One of those experts is Dick Whipple, director of medical transport for MAMA. HCA Healthcare assumed ownership of MAMA when Mission Health was acquired three years ago. Exceptional air and ground transport programs are a clear need in many areas, says Dick. “We serve as a vital part of the continuum of care. It’s just that we do so in a mobile environment. It’s that challenge that our crews thrive on.”
Level of Training
To provide that measure of care, HCA Healthcare transport programs combine highly motivated colleagues with exceptional instruction.
“Most people in this profession have [always] wanted to do this,” says Jessica. “It’s a field that’s filled with passionate people who want to provide this higher level of care, which means that they’re going to pursue higher levels of education and training to be able to provide that care.”
That commitment is complemented by stringent work requirements and extensive training that apply to all nurses, nurse practitioners, paramedics and physician assistants who work these transports.
“For a nurse, they need three to five years of ER or ICU or combined experience,” says Jessica. “For a paramedic, three to five years of high-volume 911 service or an intermix of hospital and ER 911.”
Brian adds that there are no exceptions to those minimum work requirements. Candidates then attend a new-hire academy, where they gain additional training with preceptors or clinical coaches for several months.
“I’ve worked for HCA Healthcare for the last two years as a flight nurse, and any time we’ve needed anything, resources were there,” says Chris Wallace, R.N. “All we’ve had to do is ask, if we needed equipment, guidance, education or anything like that. I’ve never had to worry about that.”
Eyes and Ears on Hurricane Ida
This past December, HCA Houston Healthcare’s AIRLIFE teams in Texas traveled to New Orleans, La., in the wake of Hurricane Ida. Facing vast stretches of destruction, power outages, and stifling heat and humidity, the crews transported more than three dozen patients — including 12 neonatal intensive care unit (NICU) babies — to safety. Below is an eyewitness account from that extraordinary transportation effort.
I’ve taken care of NICU babies for more than 25 years. While we were getting into the helicopter, some neighbors were watching the rescues.
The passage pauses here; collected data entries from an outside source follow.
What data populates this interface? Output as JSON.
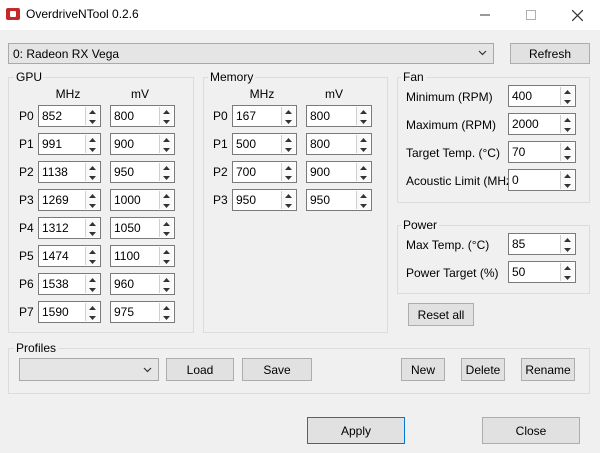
{
  "window": {
    "title": "OverdriveNTool 0.2.6"
  },
  "device": {
    "selected": "0: Radeon RX Vega",
    "refresh_label": "Refresh"
  },
  "gpu": {
    "title": "GPU",
    "col_mhz": "MHz",
    "col_mv": "mV",
    "rows": [
      {
        "label": "P0",
        "mhz": "852",
        "mv": "800"
      },
      {
        "label": "P1",
        "mhz": "991",
        "mv": "900"
      },
      {
        "label": "P2",
        "mhz": "1138",
        "mv": "950"
      },
      {
        "label": "P3",
        "mhz": "1269",
        "mv": "1000"
      },
      {
        "label": "P4",
        "mhz": "1312",
        "mv": "1050"
      },
      {
        "label": "P5",
        "mhz": "1474",
        "mv": "1100"
      },
      {
        "label": "P6",
        "mhz": "1538",
        "mv": "960"
      },
      {
        "label": "P7",
        "mhz": "1590",
        "mv": "975"
      }
    ]
  },
  "memory": {
    "title": "Memory",
    "col_mhz": "MHz",
    "col_mv": "mV",
    "rows": [
      {
        "label": "P0",
        "mhz": "167",
        "mv": "800"
      },
      {
        "label": "P1",
        "mhz": "500",
        "mv": "800"
      },
      {
        "label": "P2",
        "mhz": "700",
        "mv": "900"
      },
      {
        "label": "P3",
        "mhz": "950",
        "mv": "950"
      }
    ]
  },
  "fan": {
    "title": "Fan",
    "fields": [
      {
        "label": "Minimum (RPM)",
        "value": "400"
      },
      {
        "label": "Maximum (RPM)",
        "value": "2000"
      },
      {
        "label": "Target Temp. (°C)",
        "value": "70"
      },
      {
        "label": "Acoustic Limit (MHz)",
        "value": "0"
      }
    ]
  },
  "power": {
    "title": "Power",
    "fields": [
      {
        "label": "Max Temp. (°C)",
        "value": "85"
      },
      {
        "label": "Power Target (%)",
        "value": "50"
      }
    ]
  },
  "reset_all_label": "Reset all",
  "profiles": {
    "title": "Profiles",
    "selected": "",
    "load_label": "Load",
    "save_label": "Save",
    "new_label": "New",
    "delete_label": "Delete",
    "rename_label": "Rename"
  },
  "footer": {
    "apply_label": "Apply",
    "close_label": "Close"
  }
}
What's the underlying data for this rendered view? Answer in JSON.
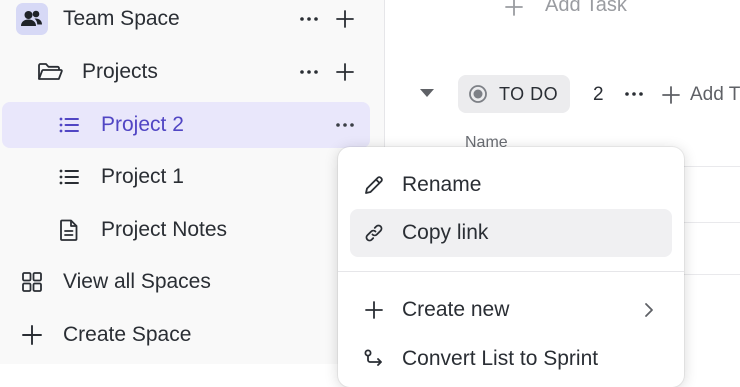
{
  "sidebar": {
    "team_space": {
      "label": "Team Space",
      "avatar_icon": "people-icon",
      "more_icon": "more-horizontal-icon",
      "add_icon": "plus-icon"
    },
    "projects_folder": {
      "label": "Projects",
      "icon": "folder-open-icon",
      "more_icon": "more-horizontal-icon",
      "add_icon": "plus-icon"
    },
    "items": [
      {
        "label": "Project 2",
        "icon": "list-icon",
        "selected": true
      },
      {
        "label": "Project 1",
        "icon": "list-icon",
        "selected": false
      },
      {
        "label": "Project Notes",
        "icon": "document-icon",
        "selected": false
      }
    ],
    "view_all_spaces": {
      "label": "View all Spaces",
      "icon": "grid-icon"
    },
    "create_space": {
      "label": "Create Space",
      "icon": "plus-icon"
    }
  },
  "main": {
    "add_task_top": "Add Task",
    "group": {
      "status": "TO DO",
      "count": "2",
      "add_task_truncated": "Add T"
    },
    "column_name": "Name"
  },
  "context_menu": {
    "items": [
      {
        "label": "Rename",
        "icon": "pencil-icon"
      },
      {
        "label": "Copy link",
        "icon": "link-icon",
        "hovered": true
      },
      {
        "label": "Create new",
        "icon": "plus-icon",
        "has_submenu": true
      },
      {
        "label": "Convert List to Sprint",
        "icon": "convert-icon"
      }
    ]
  },
  "colors": {
    "accent": "#5146c4",
    "selected_bg": "#e9e7fb",
    "sidebar_bg": "#f9f9f9",
    "hover_bg": "#f0f0f2",
    "text": "#2a2e34",
    "muted": "#9a9ca1"
  }
}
There was a little girl who waved to us, and it was really sweet, because she was getting to see how these babies were taken care of and that they were being taken to a safe place.”Stewardship
— Jana Zimmerhanzel, Inpatient Nursing Director HCA Houston Healthcare Clear Lake, Webster, Texas
Read more about these transport teams in action and their response to Hurricane Ida in New Orleans here.
A keen focus on superior training also guarantees that HCA Healthcare is meeting its obligation to the healthcare field in general. “Not only is our responsibility to promote the clinical quality that HCA Healthcare offers, but it’s also to be good stewards of the field,” says Brian.
Jessica says her goal is to provide all the resources required for the enterprise to offer safe, quality patient transport while making sure it’s done in a manner consistent with HCA Healthcare’s mission. “The goal for 2022 is to bring everybody to the table so that they can do this together. That way we can help pave the way and reduce any barriers for any of our programs that are seeking to uphold this mission on a daily basis.”